Saturday, February 28, 2009

There'll be Bluebird over ...

The Bluebird, a restaurant created in an art-deco racing garage in that there London's trendy Kings Road, an iconic Conran creation as I recall. You'd expect this to be an ideal Stuffy venue, fine food and wines, in an historic building for me and for herself, a plethora of bijou boutiques and purveyors of expensive clothes. We were the guests of chef and cycling chum Winston and the lovely Anna, keen to check out the offerings from the Bluebird chef Mark Block.
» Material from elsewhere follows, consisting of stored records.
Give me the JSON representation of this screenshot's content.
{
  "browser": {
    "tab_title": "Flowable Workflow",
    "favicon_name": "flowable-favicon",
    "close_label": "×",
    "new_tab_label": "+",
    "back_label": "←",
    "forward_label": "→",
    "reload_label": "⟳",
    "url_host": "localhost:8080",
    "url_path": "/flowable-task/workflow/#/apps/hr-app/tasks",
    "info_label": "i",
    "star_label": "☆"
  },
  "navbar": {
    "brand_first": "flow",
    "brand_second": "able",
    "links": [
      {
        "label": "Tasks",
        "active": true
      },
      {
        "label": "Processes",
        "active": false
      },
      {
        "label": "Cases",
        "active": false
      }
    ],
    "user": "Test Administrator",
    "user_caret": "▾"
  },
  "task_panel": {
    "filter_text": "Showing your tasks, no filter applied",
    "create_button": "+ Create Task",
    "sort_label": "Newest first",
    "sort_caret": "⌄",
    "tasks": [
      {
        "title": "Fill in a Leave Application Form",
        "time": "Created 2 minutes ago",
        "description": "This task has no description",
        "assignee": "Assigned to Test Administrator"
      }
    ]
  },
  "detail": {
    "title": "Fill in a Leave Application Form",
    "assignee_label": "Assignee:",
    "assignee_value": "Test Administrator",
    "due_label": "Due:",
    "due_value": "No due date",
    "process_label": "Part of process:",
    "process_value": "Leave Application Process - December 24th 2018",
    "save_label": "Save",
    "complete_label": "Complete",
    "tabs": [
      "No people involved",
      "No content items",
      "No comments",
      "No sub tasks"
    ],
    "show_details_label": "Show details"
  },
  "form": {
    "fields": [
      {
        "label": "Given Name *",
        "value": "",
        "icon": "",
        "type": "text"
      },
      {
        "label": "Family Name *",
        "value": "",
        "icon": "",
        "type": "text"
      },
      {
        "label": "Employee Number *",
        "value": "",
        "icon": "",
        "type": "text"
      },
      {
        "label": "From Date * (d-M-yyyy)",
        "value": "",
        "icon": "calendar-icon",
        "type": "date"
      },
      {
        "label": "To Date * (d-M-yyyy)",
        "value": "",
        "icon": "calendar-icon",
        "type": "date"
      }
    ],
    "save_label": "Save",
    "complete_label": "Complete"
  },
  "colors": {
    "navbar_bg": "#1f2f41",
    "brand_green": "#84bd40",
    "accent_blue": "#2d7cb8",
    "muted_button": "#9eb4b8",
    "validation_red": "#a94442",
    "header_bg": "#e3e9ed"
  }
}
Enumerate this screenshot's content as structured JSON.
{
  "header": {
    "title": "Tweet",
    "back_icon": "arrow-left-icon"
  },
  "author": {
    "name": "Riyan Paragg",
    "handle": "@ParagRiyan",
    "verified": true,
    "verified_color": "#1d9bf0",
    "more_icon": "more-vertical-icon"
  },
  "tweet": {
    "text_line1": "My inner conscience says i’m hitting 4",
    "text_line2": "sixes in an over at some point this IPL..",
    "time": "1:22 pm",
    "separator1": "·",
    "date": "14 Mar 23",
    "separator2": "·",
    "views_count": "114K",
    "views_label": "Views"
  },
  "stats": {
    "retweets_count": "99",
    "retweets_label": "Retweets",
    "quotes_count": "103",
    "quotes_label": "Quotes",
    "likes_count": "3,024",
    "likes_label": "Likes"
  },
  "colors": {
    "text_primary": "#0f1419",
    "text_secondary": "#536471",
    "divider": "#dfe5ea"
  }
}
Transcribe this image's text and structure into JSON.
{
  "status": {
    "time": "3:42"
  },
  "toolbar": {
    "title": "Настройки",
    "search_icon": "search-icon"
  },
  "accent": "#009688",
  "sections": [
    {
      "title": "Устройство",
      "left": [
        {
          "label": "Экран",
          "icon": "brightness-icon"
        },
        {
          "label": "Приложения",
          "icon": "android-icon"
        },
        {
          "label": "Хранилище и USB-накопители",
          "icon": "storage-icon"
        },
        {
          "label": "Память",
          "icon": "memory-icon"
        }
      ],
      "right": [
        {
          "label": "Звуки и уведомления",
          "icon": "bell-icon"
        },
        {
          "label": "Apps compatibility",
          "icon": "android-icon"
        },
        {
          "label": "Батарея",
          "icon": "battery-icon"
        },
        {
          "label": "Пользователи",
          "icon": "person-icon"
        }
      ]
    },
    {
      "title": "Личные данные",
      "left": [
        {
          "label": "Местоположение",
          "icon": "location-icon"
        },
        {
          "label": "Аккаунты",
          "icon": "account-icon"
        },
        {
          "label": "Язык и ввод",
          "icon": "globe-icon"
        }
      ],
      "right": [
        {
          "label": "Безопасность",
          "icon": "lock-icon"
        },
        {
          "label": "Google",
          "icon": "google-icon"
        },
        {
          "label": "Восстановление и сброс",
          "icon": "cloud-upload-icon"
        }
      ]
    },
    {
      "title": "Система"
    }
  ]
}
It's an attractive building in a super location, albeit, as I breathlessly discovered, a fair old hike from Sloane Square tube. The building is now a curious mix of late sixties furnishings (rarely a good idea) in an Art deco building. Opinion was divided, much to my surprise I thought it worked well, howsoever, as no-one agreed with me we must assume that once again my sense of style is something I fondly imagine that I possess rather than a real thing.

The food? well, the food was very well cooked, very nicely presented and very pleasant, but, (you knew that was coming didn't you) for me it didn't quite get to where it wanted to be, it was just missing a little extra something, the flair, the tang, the secret ingredient. ( In fairness it should be noted that Mrs Stuffy was so delighted with her blood-orange jelly that I spent the next three evenings, skinning citrus and squelching gelatine until I was able to replicate it at a dinner for her school chums).

All in all a very pleasant place for a relaxed supper with good friends, groovy place, nice unobjectionable food, great service.

An agreeable blast from the past and worth a visit.